The researchers speculate that such a high amount of aluminum in the pupae could “interfere with the development of functioning of cognitive performance in adult bees.”

How are the bees getting dosed with the aluminum? Likely, through pollen and nectar, a bee’s bread and butter. A recent study suggested that nectar, a primary food source for bees, may be contaminated with aluminum. In experiments conducted where nectar was swapped out with a sugar solution that included aluminum, bees continued to feed, not deterred by the addition of the toxin.
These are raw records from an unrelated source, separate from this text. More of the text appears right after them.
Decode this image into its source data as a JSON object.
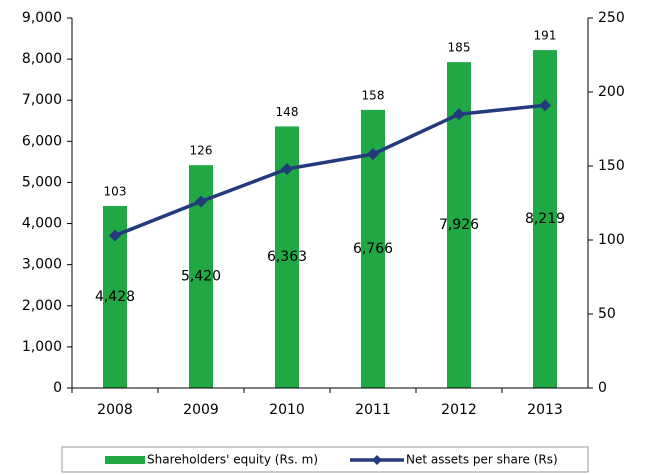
{
  "chart_data": {
    "type": "bar",
    "categories": [
      "2008",
      "2009",
      "2010",
      "2011",
      "2012",
      "2013"
    ],
    "series": [
      {
        "name": "Shareholders' equity (Rs. m)",
        "type": "bar",
        "color": "#1fa843",
        "values": [
          4428,
          5420,
          6363,
          6766,
          7926,
          8219
        ],
        "value_labels": [
          "4,428",
          "5,420",
          "6,363",
          "6,766",
          "7,926",
          "8,219"
        ]
      },
      {
        "name": "Net assets per share (Rs)",
        "type": "line",
        "axis": "y2",
        "color": "#233a7c",
        "values": [
          103,
          126,
          148,
          158,
          185,
          191
        ]
      }
    ],
    "ylim": [
      0,
      9000
    ],
    "yticks": [
      0,
      {
        "value": 1000,
        "label": "1,000"
      },
      {
        "value": 2000,
        "label": "2,000"
      },
      {
        "value": 3000,
        "label": "3,000"
      },
      {
        "value": 4000,
        "label": "4,000"
      },
      {
        "value": 5000,
        "label": "5,000"
      },
      {
        "value": 6000,
        "label": "6,000"
      },
      {
        "value": 7000,
        "label": "7,000"
      },
      {
        "value": 8000,
        "label": "8,000"
      },
      {
        "value": 9000,
        "label": "9,000"
      }
    ],
    "y2lim": [
      0,
      250
    ],
    "y2ticks": [
      0,
      50,
      100,
      150,
      200,
      250
    ],
    "grid": false,
    "legend": "bottom"
  }
}
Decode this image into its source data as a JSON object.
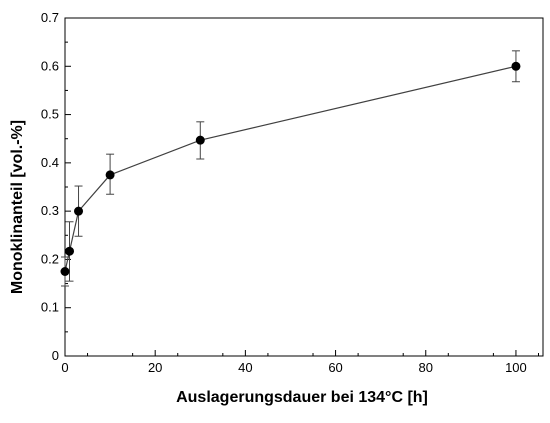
{
  "chart_data": {
    "type": "scatter",
    "title": "",
    "xlabel": "Auslagerungsdauer bei 134°C [h]",
    "ylabel": "Monoklinanteil [vol.-%]",
    "xlim": [
      0,
      106
    ],
    "ylim": [
      0,
      0.7
    ],
    "xticks": [
      0,
      20,
      40,
      60,
      80,
      100
    ],
    "xtick_labels": [
      "0",
      "20",
      "40",
      "60",
      "80",
      "100"
    ],
    "yticks": [
      0,
      0.1,
      0.2,
      0.3,
      0.4,
      0.5,
      0.6,
      0.7
    ],
    "ytick_labels": [
      "0",
      "0.1",
      "0.2",
      "0.3",
      "0.4",
      "0.5",
      "0.6",
      "0.7"
    ],
    "grid": false,
    "legend": "none",
    "connected_line": true,
    "error_bars": true,
    "series": [
      {
        "name": "",
        "color": "#000000",
        "line_color": "#404040",
        "points": [
          {
            "x": 0,
            "y": 0.175,
            "err_low": 0.145,
            "err_high": 0.205
          },
          {
            "x": 1,
            "y": 0.217,
            "err_low": 0.155,
            "err_high": 0.278
          },
          {
            "x": 3,
            "y": 0.3,
            "err_low": 0.248,
            "err_high": 0.352
          },
          {
            "x": 10,
            "y": 0.375,
            "err_low": 0.335,
            "err_high": 0.418
          },
          {
            "x": 30,
            "y": 0.447,
            "err_low": 0.408,
            "err_high": 0.485
          },
          {
            "x": 100,
            "y": 0.6,
            "err_low": 0.568,
            "err_high": 0.632
          }
        ]
      }
    ]
  }
}
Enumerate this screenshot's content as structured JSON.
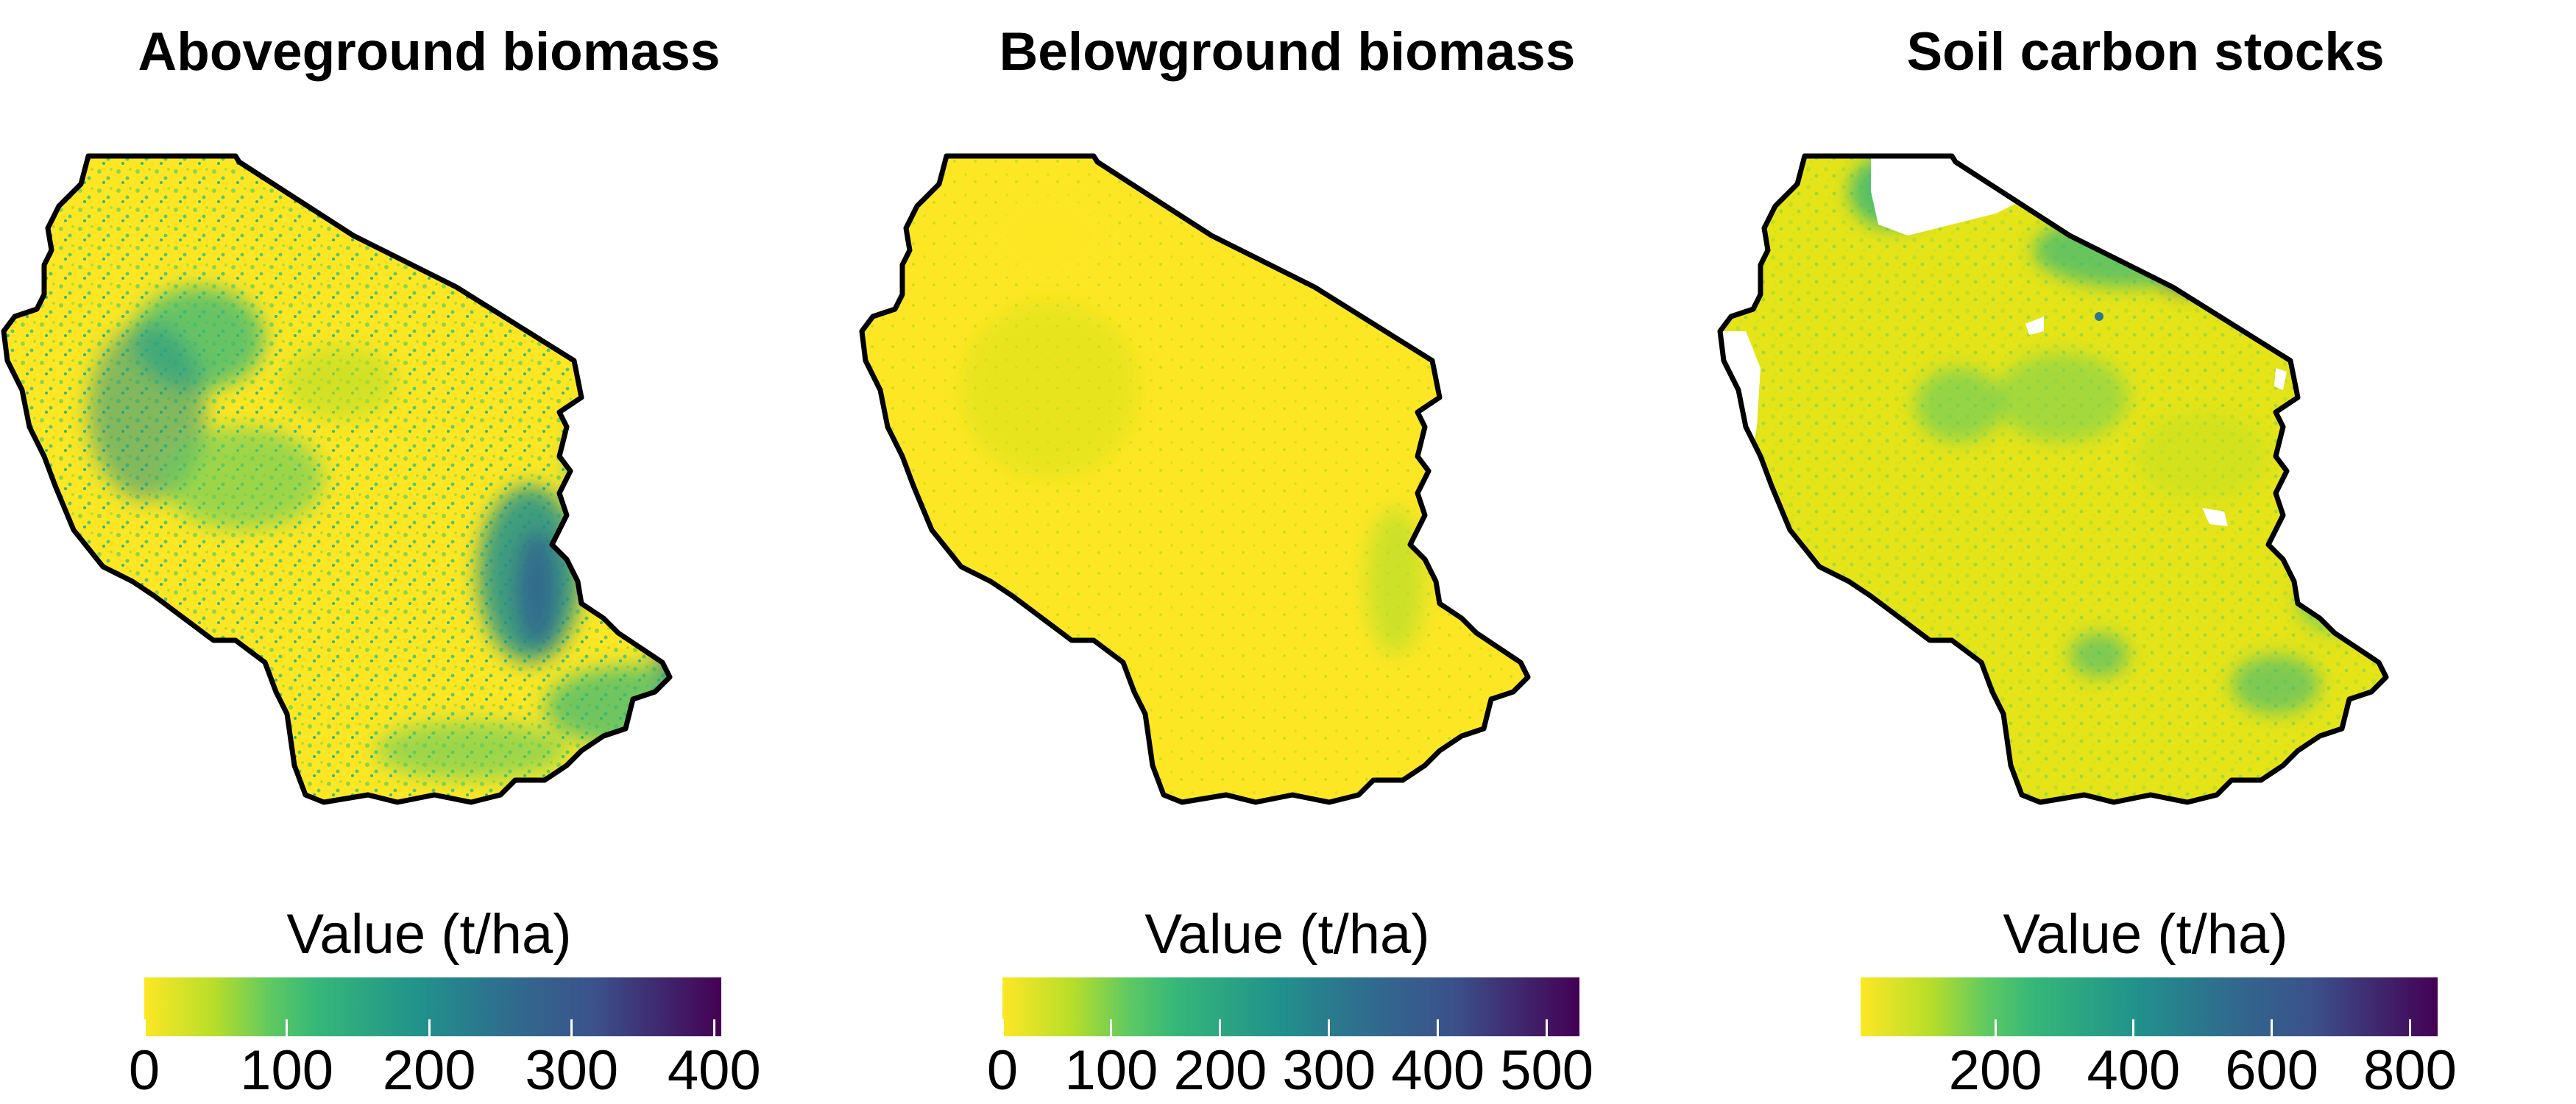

Because this was a small sample, the researchers believe that further investigation should be done to find out the extent of the problem and to determine the possible consequences.

Just last month the White House announced its next steps in addressing the decline of pollinators such as honeybees, an issue that grabbed the attention of the government due to the $15 billion honeybees add in value to agricultural crops each year. The planned actions include constructing pollinator gardens at federal buildings and the restoration of millions of acres of federally managed land. The White House is also encouraging private citizens to plant pollinator-friendly plants on their own property to help provide food sources for bees, butterflies and other insects.